South Africa/ The shadow of violence lengthens. Unrest among Coloreds adds to Pretoria's woes

Just over a week after the government banned a mass protest march in Cape Town, the city is still counting the human and political costs of the civil violence. So far nearly 30 people have died, most from gunshot wounds following police action.

On the political front, the violence represents the most serious involvement of the Colored (persons of mixed-race descent) community in unrest that has involved mainly blacks. This suggests that:

Pretoria's attempt to gain support from the Coloreds by granting them representation in Parliament last year has been at best marginally successful.

There is a hardening of racial attitudes in the Cape Town area, where whites and Coloreds have lived on relaxed terms for generations.

Meanwhile, black and Colored unrest took a potentially serious turn this week, spreading for the first time into white areas.

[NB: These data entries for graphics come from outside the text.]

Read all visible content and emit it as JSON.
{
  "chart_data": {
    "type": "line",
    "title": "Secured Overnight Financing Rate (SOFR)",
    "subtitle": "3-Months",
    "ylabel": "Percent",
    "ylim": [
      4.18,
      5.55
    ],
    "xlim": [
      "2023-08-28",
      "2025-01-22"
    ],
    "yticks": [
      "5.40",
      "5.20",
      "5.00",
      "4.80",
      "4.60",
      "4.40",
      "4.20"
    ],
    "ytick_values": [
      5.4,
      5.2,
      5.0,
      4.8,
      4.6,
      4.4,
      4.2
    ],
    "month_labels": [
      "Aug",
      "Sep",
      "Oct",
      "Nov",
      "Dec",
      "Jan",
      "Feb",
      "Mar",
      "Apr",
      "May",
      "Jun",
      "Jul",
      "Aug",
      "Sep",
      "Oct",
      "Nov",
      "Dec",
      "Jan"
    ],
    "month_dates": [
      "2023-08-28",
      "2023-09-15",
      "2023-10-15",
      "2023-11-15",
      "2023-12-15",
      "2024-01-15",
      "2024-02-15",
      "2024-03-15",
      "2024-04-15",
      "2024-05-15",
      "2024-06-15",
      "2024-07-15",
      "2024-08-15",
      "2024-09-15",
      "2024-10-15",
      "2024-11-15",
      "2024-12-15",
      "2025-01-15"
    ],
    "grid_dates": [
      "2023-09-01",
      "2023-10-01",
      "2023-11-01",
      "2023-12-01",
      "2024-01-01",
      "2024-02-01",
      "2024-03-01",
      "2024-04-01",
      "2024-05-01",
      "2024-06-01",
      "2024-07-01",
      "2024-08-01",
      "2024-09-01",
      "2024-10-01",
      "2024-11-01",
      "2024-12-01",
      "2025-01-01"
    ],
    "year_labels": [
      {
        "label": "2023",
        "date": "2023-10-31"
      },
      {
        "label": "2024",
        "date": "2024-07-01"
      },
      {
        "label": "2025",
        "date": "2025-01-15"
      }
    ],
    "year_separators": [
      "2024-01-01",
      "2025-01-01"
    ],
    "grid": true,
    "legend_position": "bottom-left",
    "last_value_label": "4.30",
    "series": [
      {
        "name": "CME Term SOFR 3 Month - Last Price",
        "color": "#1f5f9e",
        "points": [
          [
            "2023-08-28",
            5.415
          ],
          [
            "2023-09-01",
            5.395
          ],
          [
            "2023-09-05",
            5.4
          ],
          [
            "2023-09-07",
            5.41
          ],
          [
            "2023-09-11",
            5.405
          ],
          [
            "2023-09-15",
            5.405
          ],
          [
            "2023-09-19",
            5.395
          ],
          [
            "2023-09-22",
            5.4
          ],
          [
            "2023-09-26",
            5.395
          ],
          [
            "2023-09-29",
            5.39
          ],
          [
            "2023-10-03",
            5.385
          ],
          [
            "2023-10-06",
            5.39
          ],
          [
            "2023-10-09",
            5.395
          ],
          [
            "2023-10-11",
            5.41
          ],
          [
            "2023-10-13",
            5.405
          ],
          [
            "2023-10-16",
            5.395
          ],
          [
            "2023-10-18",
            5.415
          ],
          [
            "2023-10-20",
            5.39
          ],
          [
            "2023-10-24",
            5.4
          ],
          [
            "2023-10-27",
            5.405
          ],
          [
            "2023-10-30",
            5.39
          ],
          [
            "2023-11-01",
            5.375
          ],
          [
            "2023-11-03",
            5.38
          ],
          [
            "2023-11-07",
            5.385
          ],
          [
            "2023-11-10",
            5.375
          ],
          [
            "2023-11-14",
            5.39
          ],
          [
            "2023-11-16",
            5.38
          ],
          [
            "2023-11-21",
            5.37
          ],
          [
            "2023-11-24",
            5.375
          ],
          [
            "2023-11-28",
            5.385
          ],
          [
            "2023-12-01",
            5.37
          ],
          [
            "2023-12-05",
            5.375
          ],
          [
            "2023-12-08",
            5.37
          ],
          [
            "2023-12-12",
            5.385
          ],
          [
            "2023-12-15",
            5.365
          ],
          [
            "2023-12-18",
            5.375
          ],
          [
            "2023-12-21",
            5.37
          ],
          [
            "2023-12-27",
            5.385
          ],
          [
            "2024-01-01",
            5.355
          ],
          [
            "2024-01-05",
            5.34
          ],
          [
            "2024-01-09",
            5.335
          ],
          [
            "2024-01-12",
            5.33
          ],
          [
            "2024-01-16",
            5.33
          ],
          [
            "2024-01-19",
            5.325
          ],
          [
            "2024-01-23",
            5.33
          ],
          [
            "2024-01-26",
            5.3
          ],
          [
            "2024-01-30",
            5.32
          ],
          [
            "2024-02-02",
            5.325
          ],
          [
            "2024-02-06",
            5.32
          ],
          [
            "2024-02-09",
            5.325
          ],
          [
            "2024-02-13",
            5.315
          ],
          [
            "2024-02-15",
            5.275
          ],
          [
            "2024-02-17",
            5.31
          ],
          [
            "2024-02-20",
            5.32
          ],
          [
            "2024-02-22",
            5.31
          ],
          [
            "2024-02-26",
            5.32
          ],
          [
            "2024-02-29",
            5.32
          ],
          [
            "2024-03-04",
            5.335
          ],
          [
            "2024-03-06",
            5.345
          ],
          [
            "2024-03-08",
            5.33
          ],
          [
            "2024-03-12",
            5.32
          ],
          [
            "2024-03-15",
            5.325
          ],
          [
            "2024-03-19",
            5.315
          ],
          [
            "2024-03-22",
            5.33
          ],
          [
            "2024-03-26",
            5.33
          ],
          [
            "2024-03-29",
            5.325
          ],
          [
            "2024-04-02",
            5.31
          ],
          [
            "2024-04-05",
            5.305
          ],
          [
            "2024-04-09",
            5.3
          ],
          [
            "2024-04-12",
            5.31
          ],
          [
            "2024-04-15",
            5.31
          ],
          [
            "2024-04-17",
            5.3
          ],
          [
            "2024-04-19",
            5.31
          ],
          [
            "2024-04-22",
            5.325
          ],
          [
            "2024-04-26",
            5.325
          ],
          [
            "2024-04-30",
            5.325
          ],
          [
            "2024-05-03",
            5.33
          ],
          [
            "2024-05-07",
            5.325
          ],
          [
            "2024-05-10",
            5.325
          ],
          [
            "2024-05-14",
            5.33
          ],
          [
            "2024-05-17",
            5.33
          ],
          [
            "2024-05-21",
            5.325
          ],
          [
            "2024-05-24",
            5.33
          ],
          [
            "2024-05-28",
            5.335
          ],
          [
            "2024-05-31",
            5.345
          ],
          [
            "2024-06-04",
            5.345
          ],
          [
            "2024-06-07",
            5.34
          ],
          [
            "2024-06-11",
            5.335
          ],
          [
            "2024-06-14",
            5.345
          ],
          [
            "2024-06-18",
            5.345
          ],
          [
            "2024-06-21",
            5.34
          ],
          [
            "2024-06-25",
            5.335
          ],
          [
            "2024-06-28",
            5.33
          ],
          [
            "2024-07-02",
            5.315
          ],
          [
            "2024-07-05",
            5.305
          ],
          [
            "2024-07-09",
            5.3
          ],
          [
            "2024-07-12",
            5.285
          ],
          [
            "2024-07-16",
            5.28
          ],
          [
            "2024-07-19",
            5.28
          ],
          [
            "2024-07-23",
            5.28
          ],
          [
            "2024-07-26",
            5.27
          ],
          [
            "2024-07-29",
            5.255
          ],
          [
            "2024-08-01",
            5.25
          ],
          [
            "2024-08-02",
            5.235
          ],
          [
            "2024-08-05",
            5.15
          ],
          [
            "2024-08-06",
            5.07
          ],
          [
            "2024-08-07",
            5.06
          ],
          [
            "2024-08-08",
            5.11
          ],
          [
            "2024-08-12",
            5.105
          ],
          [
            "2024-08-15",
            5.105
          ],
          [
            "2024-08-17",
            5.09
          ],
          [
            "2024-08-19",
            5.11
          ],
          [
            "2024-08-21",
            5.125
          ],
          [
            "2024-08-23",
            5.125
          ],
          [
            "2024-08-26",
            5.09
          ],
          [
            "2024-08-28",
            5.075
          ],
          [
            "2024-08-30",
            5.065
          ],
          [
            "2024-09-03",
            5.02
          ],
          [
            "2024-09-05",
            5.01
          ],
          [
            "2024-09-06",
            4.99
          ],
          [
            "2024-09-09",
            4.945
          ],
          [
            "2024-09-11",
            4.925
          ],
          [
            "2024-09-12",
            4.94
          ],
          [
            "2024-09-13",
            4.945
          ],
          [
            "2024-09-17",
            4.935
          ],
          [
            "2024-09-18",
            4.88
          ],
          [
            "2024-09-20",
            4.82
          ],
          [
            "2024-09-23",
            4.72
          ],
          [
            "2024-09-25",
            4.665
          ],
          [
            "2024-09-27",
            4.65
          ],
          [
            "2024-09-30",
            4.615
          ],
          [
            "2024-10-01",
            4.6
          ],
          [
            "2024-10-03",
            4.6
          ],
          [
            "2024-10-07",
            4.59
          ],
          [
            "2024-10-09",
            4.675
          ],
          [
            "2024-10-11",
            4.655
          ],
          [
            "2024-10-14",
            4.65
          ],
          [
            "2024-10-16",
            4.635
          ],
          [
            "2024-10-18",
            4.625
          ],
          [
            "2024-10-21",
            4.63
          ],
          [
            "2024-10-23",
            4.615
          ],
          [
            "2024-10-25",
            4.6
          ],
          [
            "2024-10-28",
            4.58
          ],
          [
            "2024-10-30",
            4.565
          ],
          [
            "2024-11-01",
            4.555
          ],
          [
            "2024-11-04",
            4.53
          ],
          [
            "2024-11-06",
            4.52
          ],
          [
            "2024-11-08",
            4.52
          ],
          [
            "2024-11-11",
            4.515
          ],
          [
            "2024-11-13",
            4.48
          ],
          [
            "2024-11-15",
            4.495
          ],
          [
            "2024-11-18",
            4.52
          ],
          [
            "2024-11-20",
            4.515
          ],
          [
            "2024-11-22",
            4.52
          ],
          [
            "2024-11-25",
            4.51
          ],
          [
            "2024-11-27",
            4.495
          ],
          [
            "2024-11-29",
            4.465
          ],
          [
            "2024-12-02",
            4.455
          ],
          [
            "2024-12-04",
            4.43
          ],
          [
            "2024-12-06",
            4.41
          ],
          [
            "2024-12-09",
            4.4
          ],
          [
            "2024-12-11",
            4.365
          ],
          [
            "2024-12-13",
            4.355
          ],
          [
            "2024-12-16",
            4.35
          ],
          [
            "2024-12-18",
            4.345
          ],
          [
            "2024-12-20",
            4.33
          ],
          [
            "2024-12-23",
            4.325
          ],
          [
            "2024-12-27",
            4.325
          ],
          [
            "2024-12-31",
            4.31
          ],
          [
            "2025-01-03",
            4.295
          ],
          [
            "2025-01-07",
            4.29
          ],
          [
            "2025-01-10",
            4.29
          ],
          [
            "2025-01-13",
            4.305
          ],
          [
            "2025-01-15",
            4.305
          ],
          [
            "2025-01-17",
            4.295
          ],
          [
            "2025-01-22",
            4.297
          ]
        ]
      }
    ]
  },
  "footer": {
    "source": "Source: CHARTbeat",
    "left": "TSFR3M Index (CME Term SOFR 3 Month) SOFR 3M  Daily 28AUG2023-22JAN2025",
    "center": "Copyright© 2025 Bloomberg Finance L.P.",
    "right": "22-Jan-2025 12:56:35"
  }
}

Colored youths stormed a white suburb of Cape Town Wednesday night. And in another white community in the Cape Province two homes were firebombed by blacks.

In the past eight days of violence in Cape Town about 100 have been seriously injured, with many others having been beaten with whips.

More than 200 have been arrested -- and there are still daily confrontations among groups of young people and the police.

Main township roads are sometimes closed to traffic by burning barricades of tires. There continue to be reports of police brutality against young people and allegations of ``indiscriminate'' police assaults.

Conditions at schools for Colored and black pupils are reported by officials to be ``chaotic'' because of a continuing boycott of classes by most senior pupils.

Now even some government supporters are wondering if it would not have been better to have let the march take place.

Anti-apartheid activists planned to march to Pollsmoor Prison to show solidarity with imprisoned black nationalist leader Nelson Mandela. The march was squelched and its chief organizer, Allan Boesak, was detained.

The march organizers had promised that it would be peaceful -- provided police kept away.

Culturally, whites and Coloreds are close. They speak the same languages, English or Afrikaans, and belong to churches of the same denomination.

Sometimes members of families classified as Colored are able to ``pass'' as whites -- with the resultant economic and social benefits, not the least of which is the opportunity to educate their children at the better white schools. Those who pass are also able to live in the more attractive suburbs reserved for whites.

But now young Colored children are shouting insults at whites, such as ``Boer'' (meaning ``farmer'' in Afrikaans but also a slang word for ``police'') and slogans like ``kill whitey.'' It is sometimes dangerous for whites to venture near some Colored townships.

Colored members of the community who are perceived to be part of the government system are also in danger. These include Colored people who were elected to the Colored house of the new three-chamber Parliament. The new Parliament was opened up to Coloreds and Indians, but blacks were excluded.

Coloreds have had gasoline bombs thrown at their homes; their cars have been set afire. Not one has dared to intervene publicly to try to stop the violence.

Analysts here say that the one person who could probably stop the confrontation very quickly, if it suited him, is Allan Boesak.

Dr. Boesak, a leading figure in the Colored section of the Dutch Reformed Church, the main Afrikaans church to which, ironically, most members of the ruling National Party belong. Boesak is also president of the World Alliance of Reformed Churches.

Immediately after his arrest on the eve of the planned march, police flew him out of Cape Town and to a jail in Pretoria, more than 1,000 miles away. He has been held since without being allowed to communicate with anybody. As a concession, his wife Dorothy is now going to be allowed to visit.

But there are no indications yet what charges might be brought against him, or whether he will be charged at all. The government can hold him indefinitely.